井上 同居のおばあちゃんと、近所に住むおばあちゃんの2人が支えてくれたのが大きかったです。2人がいなければ今の自分はありません。娘の学童もいいところだったので、楽しく元気に過ごしてくれて、環境にも恵まれたのもありがたいことです。
家族といえば、声優業界って全体が大きな家族みたいな雰囲気もあるんです。娘が現場に行くと「ママによろしくって言われたよ」と教えてくれたり、「喜久子ちゃんの娘さんなんだね」と娘のことを気にかけてくださる方もいて。みなさんが遠い親戚のように見守ってくれているのが本当にあったかいなって。
若手に笑顔でリラックスして役に臨んでほしい
──声優ブームで、声優業がアイドル化した時期に感じた変化はありますか?
井上 常に流れに身を任せてきたので、気づいてなかったんですよ。敏感な方はちゃんと色々感じていたかもしれませんが、私は全然。今と違ってネットで反応をあれこれ調べるっていうのもなかったですから。
そういう意味で、若い声優さんは大変です。私達の方が人数は少なかったし、ネットもないし。今は人数が多くて、役をどう演じるかだけでなく、様々なリクエストにも応えます。SNSでの発信も得手・不得手がある中でどうするか考えないといけないですから。
──喜久子さんがパーソナリティを務めたラジオでも、特に『渚と早苗のおまえにレインボー』でほの花さんについてよくお話ししていました。最近は声優でも結婚や妊娠・出産について公にする方も多いですが、少し前だとそうではなかったように思います。
井上 「こんなことがあったんだよ」と、みなさんに楽しんでもらいたい気持ちだけでもう自由に、好きにしゃべっていました。『CLANNAD』が家族の話だったから話題にしやすかったのかも。
声優業も育児も私にはとても大切で、ある種、同じ位置にあったのかもしれません。でも、それを言わないのもまたプロ意識。どちらの選択もいいと思います。
──「自分が楽しむ」と「みんなにも楽しんでもらいたい」はずっと一貫しているスタンスですね。
井上 そうですね。
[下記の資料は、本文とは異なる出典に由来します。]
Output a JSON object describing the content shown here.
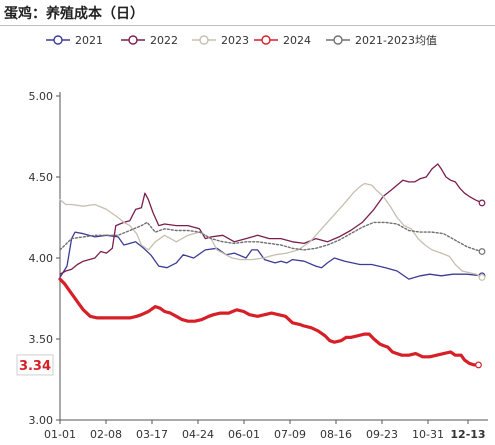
{
  "title": "蛋鸡：养殖成本（日）",
  "chart_data": {
    "type": "line",
    "title": "蛋鸡：养殖成本（日）",
    "xlabel": "",
    "ylabel": "",
    "ylim": [
      3.0,
      5.0
    ],
    "yticks": [
      "3.00",
      "3.50",
      "4.00",
      "4.50",
      "5.00"
    ],
    "x_ticks": [
      "01-01",
      "02-08",
      "03-17",
      "04-24",
      "06-01",
      "07-09",
      "08-16",
      "09-23",
      "10-31",
      "12-13"
    ],
    "highlight_tick": "12-13",
    "legend_position": "top",
    "grid": false,
    "annotation": {
      "text": "3.34",
      "value": 3.34,
      "color": "#d61f26"
    },
    "series": [
      {
        "name": "2021",
        "color": "#3c3c96",
        "dash": "",
        "width": 1.3,
        "points": [
          [
            0,
            3.88
          ],
          [
            6,
            3.95
          ],
          [
            10,
            4.12
          ],
          [
            13,
            4.16
          ],
          [
            20,
            4.15
          ],
          [
            30,
            4.13
          ],
          [
            40,
            4.14
          ],
          [
            50,
            4.13
          ],
          [
            55,
            4.08
          ],
          [
            65,
            4.1
          ],
          [
            72,
            4.06
          ],
          [
            78,
            4.02
          ],
          [
            85,
            3.95
          ],
          [
            92,
            3.94
          ],
          [
            100,
            3.97
          ],
          [
            106,
            4.02
          ],
          [
            115,
            4.0
          ],
          [
            125,
            4.05
          ],
          [
            135,
            4.06
          ],
          [
            143,
            4.02
          ],
          [
            150,
            4.03
          ],
          [
            160,
            4.0
          ],
          [
            165,
            4.05
          ],
          [
            170,
            4.05
          ],
          [
            176,
            3.99
          ],
          [
            185,
            3.97
          ],
          [
            190,
            3.98
          ],
          [
            195,
            3.97
          ],
          [
            200,
            3.99
          ],
          [
            210,
            3.98
          ],
          [
            220,
            3.95
          ],
          [
            225,
            3.94
          ],
          [
            230,
            3.97
          ],
          [
            236,
            4.0
          ],
          [
            245,
            3.98
          ],
          [
            258,
            3.96
          ],
          [
            268,
            3.96
          ],
          [
            280,
            3.94
          ],
          [
            290,
            3.92
          ],
          [
            300,
            3.87
          ],
          [
            310,
            3.89
          ],
          [
            318,
            3.9
          ],
          [
            328,
            3.89
          ],
          [
            338,
            3.9
          ],
          [
            350,
            3.9
          ],
          [
            363,
            3.89
          ]
        ]
      },
      {
        "name": "2022",
        "color": "#7b1e4d",
        "dash": "",
        "width": 1.3,
        "points": [
          [
            0,
            3.9
          ],
          [
            5,
            3.92
          ],
          [
            10,
            3.93
          ],
          [
            15,
            3.96
          ],
          [
            20,
            3.98
          ],
          [
            25,
            3.99
          ],
          [
            30,
            4.0
          ],
          [
            35,
            4.04
          ],
          [
            40,
            4.03
          ],
          [
            45,
            4.06
          ],
          [
            48,
            4.2
          ],
          [
            55,
            4.22
          ],
          [
            60,
            4.23
          ],
          [
            65,
            4.3
          ],
          [
            70,
            4.31
          ],
          [
            73,
            4.4
          ],
          [
            76,
            4.36
          ],
          [
            80,
            4.28
          ],
          [
            85,
            4.2
          ],
          [
            90,
            4.21
          ],
          [
            100,
            4.2
          ],
          [
            110,
            4.2
          ],
          [
            120,
            4.18
          ],
          [
            125,
            4.12
          ],
          [
            130,
            4.13
          ],
          [
            140,
            4.14
          ],
          [
            150,
            4.1
          ],
          [
            160,
            4.12
          ],
          [
            170,
            4.14
          ],
          [
            180,
            4.12
          ],
          [
            190,
            4.12
          ],
          [
            200,
            4.1
          ],
          [
            210,
            4.09
          ],
          [
            220,
            4.12
          ],
          [
            230,
            4.1
          ],
          [
            240,
            4.13
          ],
          [
            250,
            4.17
          ],
          [
            260,
            4.22
          ],
          [
            265,
            4.26
          ],
          [
            270,
            4.3
          ],
          [
            275,
            4.35
          ],
          [
            278,
            4.38
          ],
          [
            285,
            4.42
          ],
          [
            290,
            4.45
          ],
          [
            295,
            4.48
          ],
          [
            300,
            4.47
          ],
          [
            305,
            4.47
          ],
          [
            310,
            4.49
          ],
          [
            315,
            4.5
          ],
          [
            320,
            4.55
          ],
          [
            325,
            4.58
          ],
          [
            328,
            4.55
          ],
          [
            332,
            4.5
          ],
          [
            336,
            4.48
          ],
          [
            340,
            4.47
          ],
          [
            344,
            4.43
          ],
          [
            348,
            4.4
          ],
          [
            352,
            4.38
          ],
          [
            357,
            4.36
          ],
          [
            363,
            4.34
          ]
        ]
      },
      {
        "name": "2023",
        "color": "#c8bfb0",
        "dash": "",
        "width": 1.3,
        "points": [
          [
            0,
            4.36
          ],
          [
            5,
            4.33
          ],
          [
            10,
            4.33
          ],
          [
            20,
            4.32
          ],
          [
            30,
            4.33
          ],
          [
            40,
            4.3
          ],
          [
            50,
            4.25
          ],
          [
            55,
            4.22
          ],
          [
            60,
            4.2
          ],
          [
            66,
            4.15
          ],
          [
            70,
            4.08
          ],
          [
            76,
            4.05
          ],
          [
            82,
            4.1
          ],
          [
            90,
            4.14
          ],
          [
            100,
            4.1
          ],
          [
            110,
            4.14
          ],
          [
            120,
            4.16
          ],
          [
            130,
            4.12
          ],
          [
            135,
            4.05
          ],
          [
            140,
            4.03
          ],
          [
            148,
            4.0
          ],
          [
            155,
            3.99
          ],
          [
            165,
            3.99
          ],
          [
            175,
            4.0
          ],
          [
            185,
            4.02
          ],
          [
            195,
            4.03
          ],
          [
            205,
            4.05
          ],
          [
            215,
            4.1
          ],
          [
            225,
            4.18
          ],
          [
            235,
            4.26
          ],
          [
            245,
            4.34
          ],
          [
            252,
            4.4
          ],
          [
            258,
            4.44
          ],
          [
            262,
            4.46
          ],
          [
            268,
            4.45
          ],
          [
            272,
            4.42
          ],
          [
            278,
            4.38
          ],
          [
            284,
            4.32
          ],
          [
            290,
            4.25
          ],
          [
            296,
            4.2
          ],
          [
            302,
            4.18
          ],
          [
            308,
            4.12
          ],
          [
            314,
            4.08
          ],
          [
            320,
            4.05
          ],
          [
            328,
            4.03
          ],
          [
            335,
            4.01
          ],
          [
            340,
            3.96
          ],
          [
            346,
            3.92
          ],
          [
            352,
            3.91
          ],
          [
            358,
            3.9
          ],
          [
            363,
            3.88
          ]
        ]
      },
      {
        "name": "2024",
        "color": "#d61f26",
        "dash": "",
        "width": 3.2,
        "points": [
          [
            0,
            3.87
          ],
          [
            4,
            3.84
          ],
          [
            8,
            3.8
          ],
          [
            12,
            3.76
          ],
          [
            16,
            3.72
          ],
          [
            20,
            3.68
          ],
          [
            26,
            3.64
          ],
          [
            32,
            3.63
          ],
          [
            40,
            3.63
          ],
          [
            50,
            3.63
          ],
          [
            60,
            3.63
          ],
          [
            66,
            3.64
          ],
          [
            70,
            3.65
          ],
          [
            76,
            3.67
          ],
          [
            82,
            3.7
          ],
          [
            86,
            3.69
          ],
          [
            90,
            3.67
          ],
          [
            95,
            3.66
          ],
          [
            100,
            3.64
          ],
          [
            105,
            3.62
          ],
          [
            110,
            3.61
          ],
          [
            116,
            3.61
          ],
          [
            122,
            3.62
          ],
          [
            128,
            3.64
          ],
          [
            132,
            3.65
          ],
          [
            138,
            3.66
          ],
          [
            145,
            3.66
          ],
          [
            152,
            3.68
          ],
          [
            158,
            3.67
          ],
          [
            163,
            3.65
          ],
          [
            170,
            3.64
          ],
          [
            176,
            3.65
          ],
          [
            182,
            3.66
          ],
          [
            188,
            3.65
          ],
          [
            194,
            3.64
          ],
          [
            200,
            3.6
          ],
          [
            206,
            3.59
          ],
          [
            210,
            3.58
          ],
          [
            216,
            3.57
          ],
          [
            222,
            3.55
          ],
          [
            228,
            3.52
          ],
          [
            232,
            3.49
          ],
          [
            236,
            3.48
          ],
          [
            242,
            3.49
          ],
          [
            246,
            3.51
          ],
          [
            250,
            3.51
          ],
          [
            256,
            3.52
          ],
          [
            262,
            3.53
          ],
          [
            266,
            3.53
          ],
          [
            270,
            3.5
          ],
          [
            275,
            3.47
          ],
          [
            278,
            3.46
          ],
          [
            282,
            3.45
          ],
          [
            286,
            3.42
          ],
          [
            290,
            3.41
          ],
          [
            294,
            3.4
          ],
          [
            300,
            3.4
          ],
          [
            306,
            3.41
          ],
          [
            312,
            3.39
          ],
          [
            318,
            3.39
          ],
          [
            324,
            3.4
          ],
          [
            330,
            3.41
          ],
          [
            336,
            3.42
          ],
          [
            340,
            3.4
          ],
          [
            345,
            3.4
          ],
          [
            348,
            3.37
          ],
          [
            352,
            3.35
          ],
          [
            356,
            3.34
          ],
          [
            360,
            3.34
          ]
        ]
      },
      {
        "name": "2021-2023均值",
        "color": "#707070",
        "dash": "2,2",
        "width": 1.4,
        "points": [
          [
            0,
            4.05
          ],
          [
            10,
            4.12
          ],
          [
            20,
            4.13
          ],
          [
            30,
            4.14
          ],
          [
            40,
            4.14
          ],
          [
            50,
            4.14
          ],
          [
            60,
            4.17
          ],
          [
            70,
            4.2
          ],
          [
            75,
            4.22
          ],
          [
            82,
            4.16
          ],
          [
            90,
            4.18
          ],
          [
            100,
            4.17
          ],
          [
            110,
            4.17
          ],
          [
            120,
            4.16
          ],
          [
            130,
            4.12
          ],
          [
            140,
            4.1
          ],
          [
            150,
            4.09
          ],
          [
            160,
            4.1
          ],
          [
            170,
            4.1
          ],
          [
            180,
            4.09
          ],
          [
            190,
            4.08
          ],
          [
            200,
            4.06
          ],
          [
            210,
            4.05
          ],
          [
            220,
            4.06
          ],
          [
            230,
            4.08
          ],
          [
            240,
            4.11
          ],
          [
            250,
            4.15
          ],
          [
            260,
            4.19
          ],
          [
            270,
            4.22
          ],
          [
            280,
            4.22
          ],
          [
            290,
            4.21
          ],
          [
            300,
            4.17
          ],
          [
            310,
            4.16
          ],
          [
            320,
            4.16
          ],
          [
            330,
            4.15
          ],
          [
            340,
            4.11
          ],
          [
            350,
            4.07
          ],
          [
            358,
            4.05
          ],
          [
            363,
            4.04
          ]
        ]
      }
    ]
  }
}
とはいえ、私みたいなキャリアの人間は、これからの時代の声優のみなさんのために、業界に対していうべきことは言ったほうがいいんじゃないかと悩むこともあります。現場でも何か起きた時に前に立って調整をするとか。
ただ、自分がそういったことに向いてないんです。全然うまくなれないし、勇気もないし言葉も足りない。現場をよくしていくために必要なことが何かを考えたら、まずはスタジオで若い子に笑顔で、リラックスしてお芝居をしてもらうのが一番だと思うから、自分にやれることを精一杯やりたいです。